Desert wind teases her cloud hair.
Sunlight is the slip beneath her hem,
her music the baying of wolves.
Taste of moon on her lips,
with morning dew she perfumes her wrist.
Her finish is so close, she can hear evening
on the treetops through her fingertips.
Now that she’s ready, she decides
that King Chango’s in Peach Springs,
Arizona, is the place to go
but she isn’t ready—she’ll never be ready.

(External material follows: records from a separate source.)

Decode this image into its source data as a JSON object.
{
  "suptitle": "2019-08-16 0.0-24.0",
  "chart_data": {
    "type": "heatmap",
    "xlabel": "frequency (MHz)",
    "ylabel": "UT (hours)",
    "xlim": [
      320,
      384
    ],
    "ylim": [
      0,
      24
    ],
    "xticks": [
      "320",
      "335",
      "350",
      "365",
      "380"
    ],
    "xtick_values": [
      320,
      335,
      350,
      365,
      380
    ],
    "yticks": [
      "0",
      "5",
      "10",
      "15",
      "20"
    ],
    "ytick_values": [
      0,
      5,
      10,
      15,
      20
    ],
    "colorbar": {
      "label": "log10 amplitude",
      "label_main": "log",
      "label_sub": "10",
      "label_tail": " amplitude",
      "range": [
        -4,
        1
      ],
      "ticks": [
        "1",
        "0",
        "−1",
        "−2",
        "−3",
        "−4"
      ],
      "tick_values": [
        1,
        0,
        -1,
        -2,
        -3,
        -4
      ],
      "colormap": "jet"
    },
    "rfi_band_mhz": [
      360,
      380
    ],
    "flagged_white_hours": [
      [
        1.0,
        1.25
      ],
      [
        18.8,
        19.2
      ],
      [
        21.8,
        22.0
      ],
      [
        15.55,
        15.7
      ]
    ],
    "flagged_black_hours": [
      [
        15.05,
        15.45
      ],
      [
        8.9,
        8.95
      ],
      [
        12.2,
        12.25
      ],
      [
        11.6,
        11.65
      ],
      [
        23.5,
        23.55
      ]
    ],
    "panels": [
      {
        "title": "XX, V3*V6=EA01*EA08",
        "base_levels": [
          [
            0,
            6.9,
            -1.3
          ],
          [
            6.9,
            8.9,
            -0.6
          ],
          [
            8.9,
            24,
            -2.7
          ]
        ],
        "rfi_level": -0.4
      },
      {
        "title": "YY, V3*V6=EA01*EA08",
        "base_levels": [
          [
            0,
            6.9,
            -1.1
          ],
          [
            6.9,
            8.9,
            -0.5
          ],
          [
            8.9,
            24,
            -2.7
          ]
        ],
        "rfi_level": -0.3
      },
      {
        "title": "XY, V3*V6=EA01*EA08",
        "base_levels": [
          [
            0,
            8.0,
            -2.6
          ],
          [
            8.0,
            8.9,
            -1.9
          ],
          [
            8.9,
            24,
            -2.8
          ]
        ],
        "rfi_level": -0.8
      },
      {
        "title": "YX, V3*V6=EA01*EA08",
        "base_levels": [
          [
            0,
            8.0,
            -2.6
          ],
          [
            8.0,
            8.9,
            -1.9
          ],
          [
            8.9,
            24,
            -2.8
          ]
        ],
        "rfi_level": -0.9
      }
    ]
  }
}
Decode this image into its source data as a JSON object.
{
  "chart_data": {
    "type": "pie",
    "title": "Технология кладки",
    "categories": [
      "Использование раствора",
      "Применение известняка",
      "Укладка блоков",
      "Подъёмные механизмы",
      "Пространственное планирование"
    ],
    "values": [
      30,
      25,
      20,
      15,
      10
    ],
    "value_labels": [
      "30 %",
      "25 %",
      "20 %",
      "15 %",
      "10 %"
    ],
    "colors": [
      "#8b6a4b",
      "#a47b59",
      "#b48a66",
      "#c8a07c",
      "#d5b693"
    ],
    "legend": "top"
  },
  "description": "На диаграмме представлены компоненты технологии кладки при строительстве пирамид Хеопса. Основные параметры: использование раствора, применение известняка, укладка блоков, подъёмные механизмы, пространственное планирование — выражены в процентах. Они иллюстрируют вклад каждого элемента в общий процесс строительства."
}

The trucker, hauling trees,
can see that even from a distance
as he approaches her hitch-hiking the Ten in Walnut—
he’s seen lot lizards
looking better put-together than that—
Now that dog don’t hunt! he mutters
into the CB radio to no-one.
She looks like one of those days
that start out perfectly fine
but then grind to a halt when you floor it.
She’s made up her face in the wrong mirror—
the classical mirror of introspection—
while in his rear-view he sees nothing,
not even what is behind him on the road.
Eighty yards up ahead, Day
has her thumb out as she practices
the rhumba along the center divider,
and the trucker reaches his arm out the window,
scooping her up by the waist
at eighty miles an hour
with both hands still on the wheel.
What a vision she is as she tells him
all the things she’s seen,
all the people she’s been!
The Druid, who had been dancing with her
just after dawn back on Le Presqu’Île de Quiberon,
showers mistletoe onto the late-model Volvo sleeper.
Poor dumb trucker, he muses,
will be dancing on the head of a pin,
talking nonsense
with his arms around a beautiful cadaver,
once the stars’ heavy shadows finish her off.
And there we see him, his truck over the side,
trees and midnight scattered everywhere,
his tears wetting the match
as he laughs with the Druid over a cigarette,
wondering who she was and where she went.
C’est la guerre,
the CB radio reminds them in English
—only the radio is off—
the tractor is on its side in the woods,
and Day dimished
to a scarlet fingernail of moon low in the west.